As for patience, yes, patience is necessary, but once I cracked open all my preconceptions about these kids I find that patience isn’t really what’s needed. When a student is puzzling over a simple math problem, 1+0=? for example, I could get impatient. I could think ‘Why can’t this kid do such an easy problem? Is there any point trying? We go over and over this problem and still nothing.’ in fact, I used to think this way. But when you have spent time with this student and you know that he or she has done the sum ‘9×5+7=’ with ease, then you know that the issue is not that the problem is too hard. Then it’s not patience that’s needed, its creativity. Trying to work out how to explain what 0 is worth becomes a puzzle. Explaining what ‘abstract’ means is a challenge. Helping a student to recognise ‘nouns’ and ‘verbs’ is a game. Using metaphor, and by scaffolding meaning on top of meaning, you work with the students to get to the answer. For me this process is hugely stimulating. True, sometimes you’re tired and patience and frustration make an unwelcome appearance, but never any more than with my general education students.

And that’s something else I believe about my students, none of them are stupid or dumb. Some may have low IQ’s, well below the average in fact, but taking into account their individual abilities and deficits they are incredibly smart. One student may struggle hugely with short-term memory, or have an incredibly short attention span, so when these students crack a problem, write a sentence or finish an artwork they are having to create connections and use strategies that most of us never even have to bother with. These kids are playing the computer game of life at hard, when the rest of us are content with easy, and they’re playing it damn well!

Finally, it’s not all personal growth and joy. I don’t skip home every day singing my students praises, there is a dark side.

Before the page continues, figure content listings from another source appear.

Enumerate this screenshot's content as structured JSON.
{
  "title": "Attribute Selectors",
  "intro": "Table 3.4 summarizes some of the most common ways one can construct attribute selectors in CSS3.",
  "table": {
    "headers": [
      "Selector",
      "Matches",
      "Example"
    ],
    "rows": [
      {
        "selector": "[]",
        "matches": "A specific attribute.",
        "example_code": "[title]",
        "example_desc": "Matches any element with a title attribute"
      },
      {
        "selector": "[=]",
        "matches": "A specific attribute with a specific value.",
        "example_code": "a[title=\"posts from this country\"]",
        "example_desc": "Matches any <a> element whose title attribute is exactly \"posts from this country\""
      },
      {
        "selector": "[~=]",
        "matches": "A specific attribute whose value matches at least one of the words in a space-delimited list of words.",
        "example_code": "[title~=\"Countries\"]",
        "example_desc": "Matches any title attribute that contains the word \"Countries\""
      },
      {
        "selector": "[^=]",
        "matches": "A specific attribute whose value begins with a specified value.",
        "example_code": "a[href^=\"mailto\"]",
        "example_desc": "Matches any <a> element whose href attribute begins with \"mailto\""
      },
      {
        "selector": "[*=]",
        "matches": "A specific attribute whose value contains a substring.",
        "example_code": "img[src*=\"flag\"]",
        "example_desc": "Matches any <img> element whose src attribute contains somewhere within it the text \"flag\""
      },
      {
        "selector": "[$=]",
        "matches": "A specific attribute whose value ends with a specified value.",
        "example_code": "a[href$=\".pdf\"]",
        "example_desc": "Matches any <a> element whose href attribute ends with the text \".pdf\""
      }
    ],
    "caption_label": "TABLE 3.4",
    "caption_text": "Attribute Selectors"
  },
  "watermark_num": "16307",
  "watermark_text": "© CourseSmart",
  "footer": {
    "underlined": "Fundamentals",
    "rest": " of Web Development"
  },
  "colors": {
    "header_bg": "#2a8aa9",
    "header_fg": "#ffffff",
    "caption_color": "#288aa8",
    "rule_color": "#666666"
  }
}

Whilst I wasn’t blindsided (I have friends and family in teaching and so was expecting some of the negatives) living them is something else. One thing is how depressing it is to see students who have gone so far down the wrong path, who have home lives that are so toxic, friends who do all the wrong things and live in a world of razorblades. As a teacher I can do very little to change that, we have them at school and then we send them home to fight their own battle every night. Some of my students are losing that battle, some have already lost. I have met 14 year olds who are already cynical, hardened individuals. To be honest I don’t really know what I can do to help. There are just no easy answers.

Aaaaaand that’s where my heads been at!